The next morning, Ravencroft felt… different.
Not visibly. Not obviously.
But the halls were quieter.
The portraits watched more closely.
And the whispers behind the walls felt louder now — more desperate.
I opened the Book during breakfast. No one noticed. Or at least, they pretended not to.
Julian sat across from me.
He didn't say anything about last night. But he noticed.
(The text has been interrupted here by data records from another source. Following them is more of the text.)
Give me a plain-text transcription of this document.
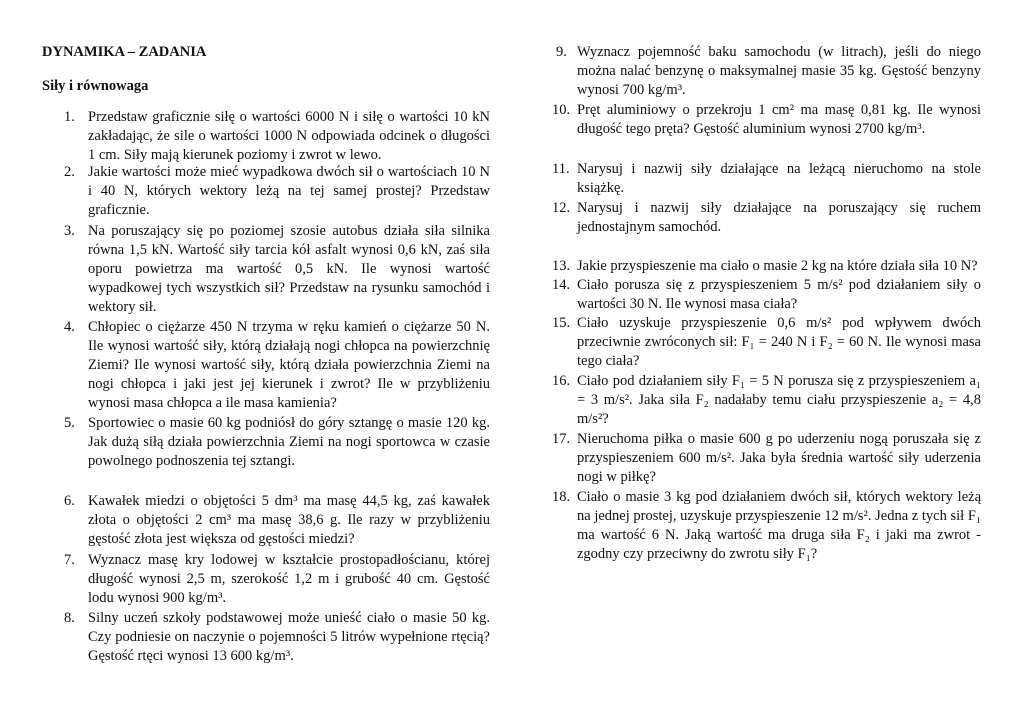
DYNAMIKA – ZADANIA
Siły i równowaga
1. Przedstaw graficznie siłę o wartości 6000 N i siłę o wartości 10 kN zakładając, że sile o wartości 1000 N odpowiada odcinek o długości 1 cm. Siły mają kierunek poziomy i zwrot w lewo.
2. Jakie wartości może mieć wypadkowa dwóch sił o wartościach 10 N i 40 N, których wektory leżą na tej samej prostej? Przedstaw graficznie.
3. Na poruszający się po poziomej szosie autobus działa siła silnika równa 1,5 kN. Wartość siły tarcia kół asfalt wynosi 0,6 kN, zaś siła oporu powietrza ma wartość 0,5 kN. Ile wynosi wartość wypadkowej tych wszystkich sił? Przedstaw na rysunku samochód i wektory sił.
4. Chłopiec o ciężarze 450 N trzyma w ręku kamień o ciężarze 50 N. Ile wynosi wartość siły, którą działają nogi chłopca na powierzchnię Ziemi? Ile wynosi wartość siły, którą działa powierzchnia Ziemi na nogi chłopca i jaki jest jej kierunek i zwrot? Ile w przybliżeniu wynosi masa chłopca a ile masa kamienia?
5. Sportowiec o masie 60 kg podniósł do góry sztangę o masie 120 kg. Jak dużą siłą działa powierzchnia Ziemi na nogi sportowca w czasie powolnego podnoszenia tej sztangi.
6. Kawałek miedzi o objętości 5 dm³ ma masę 44,5 kg, zaś kawałek złota o objętości 2 cm³ ma masę 38,6 g. Ile razy w przybliżeniu gęstość złota jest większa od gęstości miedzi?
7. Wyznacz masę kry lodowej w kształcie prostopadłościanu, której długość wynosi 2,5 m, szerokość 1,2 m i grubość 40 cm. Gęstość lodu wynosi 900 kg/m³.
8. Silny uczeń szkoły podstawowej może unieść ciało o masie 50 kg. Czy podniesie on naczynie o pojemności 5 litrów wypełnione rtęcią? Gęstość rtęci wynosi 13 600 kg/m³.
9. Wyznacz pojemność baku samochodu (w litrach), jeśli do niego można nalać benzynę o maksymalnej masie 35 kg. Gęstość benzyny wynosi 700 kg/m³.
10. Pręt aluminiowy o przekroju 1 cm² ma masę 0,81 kg. Ile wynosi długość tego pręta? Gęstość aluminium wynosi 2700 kg/m³.
11. Narysuj i nazwij siły działające na leżącą nieruchomo na stole książkę.
12. Narysuj i nazwij siły działające na poruszający się ruchem jednostajnym samochód.
13. Jakie przyspieszenie ma ciało o masie 2 kg na które działa siła 10 N?
14. Ciało porusza się z przyspieszeniem 5 m/s² pod działaniem siły o wartości 30 N. Ile wynosi masa ciała?
15. Ciało uzyskuje przyspieszenie 0,6 m/s² pod wpływem dwóch przeciwnie zwróconych sił: F₁ = 240 N i F₂ = 60 N. Ile wynosi masa tego ciała?
16. Ciało pod działaniem siły F₁ = 5 N porusza się z przyspieszeniem a₁ = 3 m/s². Jaka siła F₂ nadałaby temu ciału przyspieszenie a₂ = 4,8 m/s²?
17. Nieruchoma piłka o masie 600 g po uderzeniu nogą poruszała się z przyspieszeniem 600 m/s². Jaka była średnia wartość siły uderzenia nogi w piłkę?
18. Ciało o masie 3 kg pod działaniem dwóch sił, których wektory leżą na jednej prostej, uzyskuje przyspieszenie 12 m/s². Jedna z tych sił F₁ ma wartość 6 N. Jaką wartość ma druga siła F₂ i jaki ma zwrot - zgodny czy przeciwny do zwrotu siły F₁?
His eyes flicked to my collarbone — where Theo's hoodie had left a faint smudge of paint.
His jaw tensed.
I turned the page.
And a new name appeared.
Callum Gray
Status: Second-tier Seer. Expelled quietly in 2008. Found dead in non-Ravencroft location. Erased posthumously.
Affiliated: Velvet Order – Outer Ring
Recovered Object: "The Listening Key"
Julian leaned in. "That's a name I haven't heard in years."
"You knew him?"
He hesitated. "I watched him get expelled. He tried to access the Mirror Room without permission. They called it treason."
Theo appeared beside me. "What's the Listening Key?"
Julian answered before I could.
"It opens the Listening Room. North Tower. Sealed since the Vale incident."
I closed the Book.
"We need that key."
By afternoon, we were breaking into Callum's old dorm.
It hadn't been used in years — locked, sealed, warded against entry.
But the Book pulsed against my palm, and the door clicked open like it had been waiting for me.
Inside: dust.
Cobwebs.
Silence.
And under the loose floorboard—
A single black key.
Etched with the word: "LISTEN."
We didn't speak until we reached the North Tower — a place so old, even the Headmistress had declared it "structurally unsafe."
Julian broke the final seal.
Theo turned the lock.
I opened the door.
And we stepped into a chamber filled with sound.
But not noise.
Whispers.
Layered.
Eternal.
Every conversation, confession, secret, and betrayal that had ever echoed through Ravencroft's halls — trapped here like ghosts.
The Listening Room wasn't a myth.
It was a memory bank.
And the voice that greeted us first…
Was Anastasia's.
"If you're hearing this, then I failed."
"And that means Elena is alive."
"Which means it's not too late to finish the work."
I dropped the Book.
Theo caught it before it hit the ground.
Julian turned in a slow circle, his face unreadable.
And Anastasia's voice went on:
"Trust only those who remember you without being told to. The rest were trained to forget."
"The walls will whisper. But only you can decide which truth deserves to be written."
And then the whispers returned. Louder.
So loud they made my vision spin.
So loud I had to fall to my knees, covering my ears.
"They took your name, Elena."
"They took your voice."
"They took your love."
"They're coming back for what you know."
I screamed.
And the world fractured again.
But when I opened my eyes, Julian was kneeling beside me.
Not Theo.
Just him.
He gripped my arms and whispered, voice shaking:
"You're not alone. You hear me? I'll remember for you this time. I swear it."
And for the first time since this all began… I believed him.